Para ilmuwan telah mendokumentasikan sekitar 400.000 spesies tumbuhan dan menargetkan lebih banyak lagi. Tetapi, tidak seperti hewan langka terancam punah yang kita kenal seperti gajah, harimau, atau burung paruh bengkok, saat ini kita belum mengetahui status konservasi lebih dari 90% spesies tanaman dunia. Pertumbuhan tanaman mendorong perkembangan ekosistem, rantai makanan, dan pertanian di setiap benua, namun kita tidak tahu kondisi apa yang menyebabkan mereka tumbuh atau menghilang.
Untuk memahami betapa terancamnya spesies tanaman tertentu, diperlukan informasi lengkap mengenai habitat dan sifatnya.
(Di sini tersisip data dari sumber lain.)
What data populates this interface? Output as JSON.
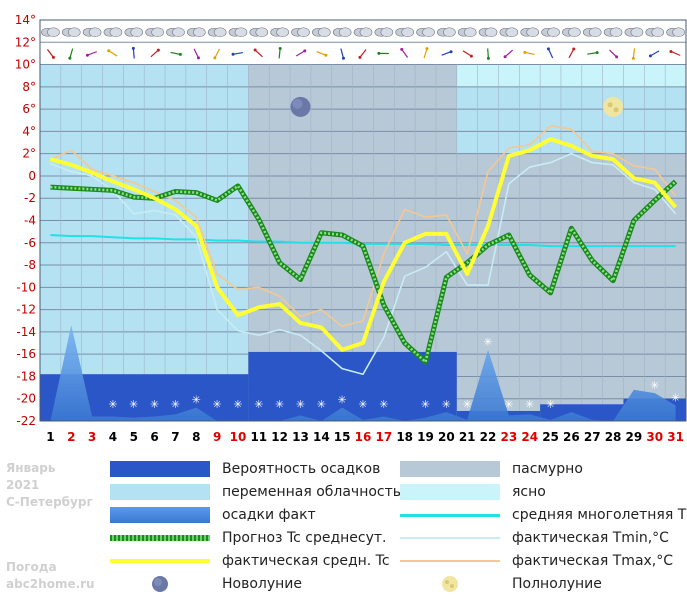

Semua itu, butuh waktu, dana, dan keahlian.
Sebuah tim penelitian gabungan berbagai institusi, menggunakan sistem database dengan akses terbuka dan teknologi machine learning, coba memprediksi status konservasi lebih dari 150.000 jenis tanaman di masa mendatang.
Dalam studi yang diterbitkan 3 Desember 2018 di Proceedings of the National Academy of Sciences, tim peneliti menguji apakah algoritma machine learning dapat melacak lokasi tanaman, pola iklim, fitur habitat, dan morfologi – berdasarkan bentuk dan struktur – untuk mengidentifikasi spesies yang kemungkinan berisiko terancam punah.
“Ada kebutuhan mendesak penggunaan metode lebih efisien dalam mengidentifikasi spesies terancam punah,” jelas para penulis makalah. “Untuk memenuhi kebutuhan ini, kami mengembangkan dan mengevaluasi sebuah protokol bersifat prediktif. Tujuannya, memungkinkan penilaian awal dan cepat terhadap status konservasi taksa tanaman yang belum banyak dipelajari.”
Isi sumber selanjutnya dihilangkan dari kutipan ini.